On 12 February 2020, the United Nations published a database of companies doing business related in the West Bank, including East Jerusalem, as well as in the occupied Golan Heights. Angel Bakeries was listed on the database on account of its activities in Israeli settlements in these occupied territories, which are considered illegal under international law, according to the United Nations.

==Family business==
Angel's was the first Israeli bakery to go public on the Tel Aviv Stock Exchange, in 1984. However, it remains a family business. In the 1980s Salomon's grandchildren moved into managerial positions. Avraham, the eldest brother, who headed the financial division, was succeeded by his daughter Ruthie. Ovadia passed down the directorship of production and technology to his son Gadi. Danny handed over the company directorship to his son Yaron.

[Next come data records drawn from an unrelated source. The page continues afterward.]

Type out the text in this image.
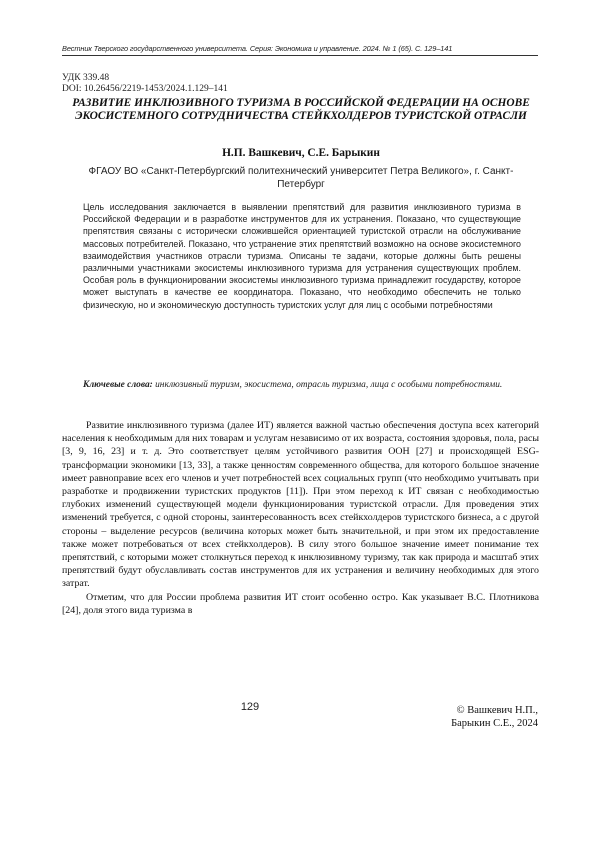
Вестник Тверского государственного университета. Серия: Экономика и управление. 2024. № 1 (65). С. 129–141
УДК 339.48
DOI: 10.26456/2219-1453/2024.1.129–141
РАЗВИТИЕ ИНКЛЮЗИВНОГО ТУРИЗМА В РОССИЙСКОЙ ФЕДЕРАЦИИ НА ОСНОВЕ ЭКОСИСТЕМНОГО СОТРУДНИЧЕСТВА СТЕЙКХОЛДЕРОВ ТУРИСТСКОЙ ОТРАСЛИ
Н.П. Вашкевич, С.Е. Барыкин
ФГАОУ ВО «Санкт-Петербургский политехнический университет Петра Великого», г. Санкт-Петербург

Цель исследования заключается в выявлении препятствий для развития инклюзивного туризма в Российской Федерации и в разработке инструментов для их устранения. Показано, что существующие препятствия связаны с исторически сложившейся ориентацией туристской отрасли на обслуживание массовых потребителей. Показано, что устранение этих препятствий возможно на основе экосистемного взаимодействия участников отрасли туризма. Описаны те задачи, которые должны быть решены различными участниками экосистемы инклюзивного туризма для устранения существующих проблем. Особая роль в функционировании экосистемы инклюзивного туризма принадлежит государству, которое может выступать в качестве ее координатора. Показано, что необходимо обеспечить не только физическую, но и экономическую доступность туристских услуг для лиц с особыми потребностями

Ключевые слова: инклюзивный туризм, экосистема, отрасль туризма, лица с особыми потребностями.

Развитие инклюзивного туризма (далее ИТ) является важной частью обеспечения доступа всех категорий населения к необходимым для них товарам и услугам независимо от их возраста, состояния здоровья, пола, расы [3, 9, 16, 23] и т. д. Это соответствует целям устойчивого развития ООН [27] и происходящей ESG-трансформации экономики [13, 33], а также ценностям современного общества, для которого большое значение имеет равноправие всех его членов и учет потребностей всех социальных групп (что необходимо учитывать при разработке и продвижении туристских продуктов [11]). При этом переход к ИТ связан с необходимостью глубоких изменений существующей модели функционирования туристской отрасли. Для проведения этих изменений требуется, с одной стороны, заинтересованность всех стейкхолдеров туристского бизнеса, а с другой стороны – выделение ресурсов (величина которых может быть значительной, и при этом их предоставление также может потребоваться от всех стейкхолдеров). В силу этого большое значение имеет понимание тех препятствий, с которыми может столкнуться переход к инклюзивному туризму, так как природа и масштаб этих препятствий будут обуславливать состав инструментов для их устранения и величину необходимых для этого затрат.

Отметим, что для России проблема развития ИТ стоит особенно остро. Как указывает В.С. Плотникова [24], доля этого вида туризма в

129	© Вашкевич Н.П.,
Барыкин С.Е., 2024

Angel Bakeries employs 1,800 workers, including Israelis, Palestinians, and new immigrants. Some of its workers are third-generation employees. In its over 80-year history, the bakery has never had a strike.

==Retail brands==
- Angel Bakeries (מאפיית אנג'ל Ma'afiyat Angel) – white, "dark white" and whole-wheat sliced bread, whole-wheat and multi-grain breads, challot, pita bread, light/sugar-free breads, rolls, buns
- Lechem Eynan (לחם עינן) – pre-germinated whole-wheat bread
- French-style bread (לחם אנג'ל בסגנון צרפתי) – handmade bread using traditional French baking methods
- Lachmaniyot (לחמניות) – bestselling children's buns with free plastic sandwich bags in each package
- Wheat crisps (קליליות) – 19-calorie crackers

==Honors and awards==
The intersection of Kanfei Nesharim and Farbstein Streets, on the northeastern corner of the bakery, was named Shlomo Angel Square by the Jerusalem municipality in honor of the company's founder.

Danny Angel (1920–2009), who worked in the family business from the age of 7 until his death at age 89 was the public face of the company. He was the recipient of many awards, including the Jerusalem Prize, Worthy Citizen of Jerusalem, and Notable Industrialist. He was president of the Manufacturers Association of Israel, the Rotary Club of Israel, and the Variety Club of Israel, which he helped found. He had many friends in the political echelon as well. In recognition of their longtime friendship, Jerusalem mayor Teddy Kollek always gave Danny Angel an honorary spot at the bottom of his electoral list. In 2008, mayoral candidate Nir Barkat continued the tradition and placed Angel's name at the bottom of his electoral list. Angel's funeral was attended by Prime Minister Ehud Olmert, Likud party leader Benjamin Netanyahu, and other government officials.

==Angel's Bakery, Brooklyn==
Joe Angel, a great-great-grandson of Salomon Angel who, like his cousins, helped out at the family bakery in Jerusalem, moved to the United States in 1969 and earned a degree in bakery management from Kansas State University. In 1981 he opened his own Angel's Bakery in Brooklyn, New York, specializing in muffins, cookies and cakes.